Special Equipment needed for this Lentil and Feta Stuffed Pepper Recipe:
- Ceramic oven-proof baking dish- buy my favorite HERE
- Sharp knife
- Fine mesh sieve- here is my favorite
- Sauté pan- This is the one I use


Lentil and Feta Stuffed Peppers
Ingredients
- 4 karge Bell Peppers tops removed and interiors cleaned of seeds and membranes. Chop only the tops & reserve for the filing.
- 1 cup dry lentils
- 1 tsp kosher salt
- ½ tsp white pepper
- ½ tsp red pepper flakes
- ¼ tsp garlic salt
- ½ tsp smoked paprika
- 2 cloves garlic minced
- 3 cups zuchinni chopped
- 2 cups yellow onion chopped
- 1 cup mushrooms stems removed & chopped
- 3 cups Swiss chard chopped
- 6 oz Feta cheese
- 1 cup parmesan cheese finely grated
- ¼ cup Italian flat leaf parsley chopped fine.
- 3 TBSP olive oil
Instructions
- Pre heat oven to 375 degrees. In a medium size pan, bring 3 cups of water to a boil.
- Rinse lentils, discard any pebbles or dirt. Add lentils to boiling water. Cook for 15 minutes until just cooked through. Rinse with cold water. Set aside.
- In a large pan over medium high heat, add 1 TBSP of olive oil. Sauté garlic, chopped pepper tops and mushrooms for 4-5 minutes. Do not move the mushrooms much so that they carmelize. Add in seasonings- salt through paprika. Add in remaining vegetables and parsley reserving a few pieces for garnish. Sauté until just cooked through- about 5 minutes. Stir in cooked lentils.

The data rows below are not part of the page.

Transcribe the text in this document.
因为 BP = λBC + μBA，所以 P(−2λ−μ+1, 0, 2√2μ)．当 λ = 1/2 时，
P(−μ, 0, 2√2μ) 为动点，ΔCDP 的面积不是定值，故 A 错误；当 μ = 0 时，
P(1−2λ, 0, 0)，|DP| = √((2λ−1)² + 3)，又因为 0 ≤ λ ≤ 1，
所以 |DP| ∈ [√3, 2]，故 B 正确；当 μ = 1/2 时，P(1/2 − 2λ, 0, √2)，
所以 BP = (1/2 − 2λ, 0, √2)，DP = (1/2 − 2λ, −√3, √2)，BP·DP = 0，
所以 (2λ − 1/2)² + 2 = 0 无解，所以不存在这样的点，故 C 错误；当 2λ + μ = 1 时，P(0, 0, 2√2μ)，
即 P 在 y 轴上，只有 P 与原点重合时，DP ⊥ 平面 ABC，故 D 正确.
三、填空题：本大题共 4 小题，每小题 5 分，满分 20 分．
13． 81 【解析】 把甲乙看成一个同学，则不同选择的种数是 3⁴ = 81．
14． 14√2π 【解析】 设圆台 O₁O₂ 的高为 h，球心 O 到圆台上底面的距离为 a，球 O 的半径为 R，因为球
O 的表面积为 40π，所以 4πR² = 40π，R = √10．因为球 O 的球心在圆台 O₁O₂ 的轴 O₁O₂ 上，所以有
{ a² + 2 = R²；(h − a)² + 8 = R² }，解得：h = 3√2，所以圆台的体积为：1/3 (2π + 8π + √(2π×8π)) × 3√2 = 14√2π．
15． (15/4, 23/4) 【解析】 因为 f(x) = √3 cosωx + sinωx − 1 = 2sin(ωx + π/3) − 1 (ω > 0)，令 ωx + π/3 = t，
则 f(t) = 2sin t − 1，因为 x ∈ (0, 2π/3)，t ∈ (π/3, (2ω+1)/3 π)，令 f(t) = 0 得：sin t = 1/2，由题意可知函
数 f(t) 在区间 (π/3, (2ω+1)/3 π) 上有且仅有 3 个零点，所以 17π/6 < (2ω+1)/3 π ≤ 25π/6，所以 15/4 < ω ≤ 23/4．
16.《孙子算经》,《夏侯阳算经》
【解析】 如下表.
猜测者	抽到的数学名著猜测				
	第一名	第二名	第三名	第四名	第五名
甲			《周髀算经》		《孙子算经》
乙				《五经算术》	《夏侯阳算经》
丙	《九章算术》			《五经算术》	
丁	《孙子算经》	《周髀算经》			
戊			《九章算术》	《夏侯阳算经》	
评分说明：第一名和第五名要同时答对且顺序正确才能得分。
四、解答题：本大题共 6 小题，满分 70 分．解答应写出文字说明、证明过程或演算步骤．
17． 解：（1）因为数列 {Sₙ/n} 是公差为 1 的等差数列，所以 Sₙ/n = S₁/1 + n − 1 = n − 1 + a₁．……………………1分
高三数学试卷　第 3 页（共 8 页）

- Spoon lentil and vegetable mixture into peppers, crumbling in a small amount of feta as you go. Fill peppers to the top, add parmesan to each pepper and remaining feta. (see photos)
- Drizzle with olive oil.
- Set in a shallow roasting pan or oven proof dish.
- Roast peppers at 375 for 15 minutes. Reduce heat to 350 and bake another 15 minutes or until peppers are soft and feta is golden brown. Remove carefully from pan with a spatula and a pair of tongs.